Carl Carlson-Drexler wrote:
> Will not contest that the initial energy carried by the projectile at the
> moment of impact is sufficient to pierce steel or bone. However, the more
> relevant question (and I genuinely don't know the answer to this), is how
> rapidly that energy is dissipated as the bolt travels through the 
> skull, and
> whether it would lose enough energy to not pierce the bone on the other
> side.

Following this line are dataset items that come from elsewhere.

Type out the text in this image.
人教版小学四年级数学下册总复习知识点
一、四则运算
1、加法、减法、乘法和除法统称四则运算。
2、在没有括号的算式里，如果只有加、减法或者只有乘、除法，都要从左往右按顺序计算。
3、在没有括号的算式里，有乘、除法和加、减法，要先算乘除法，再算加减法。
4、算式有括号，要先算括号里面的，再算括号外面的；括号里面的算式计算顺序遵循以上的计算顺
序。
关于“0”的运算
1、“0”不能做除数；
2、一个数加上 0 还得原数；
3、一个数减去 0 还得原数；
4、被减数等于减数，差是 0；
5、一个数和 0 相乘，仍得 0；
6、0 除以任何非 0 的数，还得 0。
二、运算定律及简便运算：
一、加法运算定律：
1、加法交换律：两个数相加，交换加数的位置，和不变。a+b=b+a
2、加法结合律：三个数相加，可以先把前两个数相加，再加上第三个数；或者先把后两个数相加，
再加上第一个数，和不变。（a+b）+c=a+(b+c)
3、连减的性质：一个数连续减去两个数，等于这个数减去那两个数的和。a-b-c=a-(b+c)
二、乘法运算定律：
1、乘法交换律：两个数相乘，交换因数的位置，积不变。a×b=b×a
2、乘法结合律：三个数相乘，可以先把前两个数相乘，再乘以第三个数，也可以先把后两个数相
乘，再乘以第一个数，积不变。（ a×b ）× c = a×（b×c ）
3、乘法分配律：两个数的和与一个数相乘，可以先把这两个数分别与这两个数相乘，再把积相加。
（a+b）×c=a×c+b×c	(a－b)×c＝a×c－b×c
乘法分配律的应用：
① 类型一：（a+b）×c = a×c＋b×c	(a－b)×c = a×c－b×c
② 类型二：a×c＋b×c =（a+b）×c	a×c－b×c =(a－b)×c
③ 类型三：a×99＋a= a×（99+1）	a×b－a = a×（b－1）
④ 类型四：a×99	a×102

A projectile fired from a firearm, on the other hand, isn't 
> dragging
> the extra weight and friction of the shaft and fletching that a crossbow
> bolt would, and would (it would seem to me) be more likely to pass 
> through
> the skull rather than lodging in it.
>
> I will end this sanguinary comment with the notation that there is a 
> wealth
> of forensic literature that illustrates that even un-jacketed, soft lead
> firearms ammunition can and routinely does make clean entry wounds in 
> human
> crania, which the limited amount of information and presented in the 
> article
> and accompanying picture could be considered consistent with. Science
> Daily's article on the find is more expansive, and indicates that the 
> defect
> show in the image is in fact the entry wound.
> http://www.sciencedaily.com/releases/2007/06/070620081734.htm
>
> But, more to the point, our colleagues in Peru and specialists in 
> forensic
> science classed it as a gunshot wound.